O país não tem de aceitar como natural uma cunha, nem desculpar, como fez, por exemplo, o bispo de Leiria-Fátima ao alegar que “cunhas que salvam crianças não fazem mal a ninguém”. Os portugueses têm o direito a saber como os hospitais públicos são geridos e ter razões para confiar que o acesso a cuidados de saúde é universal e que não há utentes de primeira e de segunda categoria. E, por isso, o trabalho da IGAS é louvável e vai sobretudo obrigar a mais rigor nos procedimentos.

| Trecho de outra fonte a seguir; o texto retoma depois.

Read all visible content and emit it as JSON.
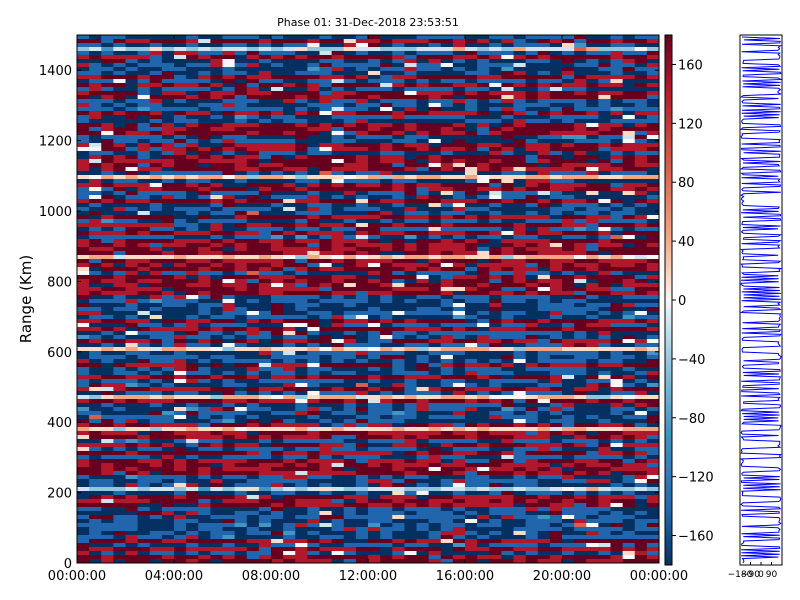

Este é um caso que embaraça tanto o PS, que era governo na altura, como o PSD, que vê o Presidente da República, da sua cor política, arrastado para a polémica. Não é, pois, de estranhar que o Chega [partido de extrema-direita] volte a insistir com a necessidade de uma comissão de inquérito parlamentar e que os dois principais partidos estejam em silêncio. Já alargar o objecto da comissão a todas as situações em que possam estar em causa favorecimento ou “turismo de saúde” parece uma empreitada totalmente irrealista para uma comissão parlamentar de inquérito, embora se trate de um assunto sério e que gera preocupação entre as pessoas.
Convém não esquecer ainda que o Ministério Público investiga o caso das gêmeas também desde Novembro, ou seja, as responsabilidades políticas, pois, já estão claras e as judiciais estão a ser apreciadas no foro próprio.
O que este caso mostra, para além do retrato do país que somos, é que a celeridade com que se actua é também um valor em si mesmo, a bem de todas as instituições.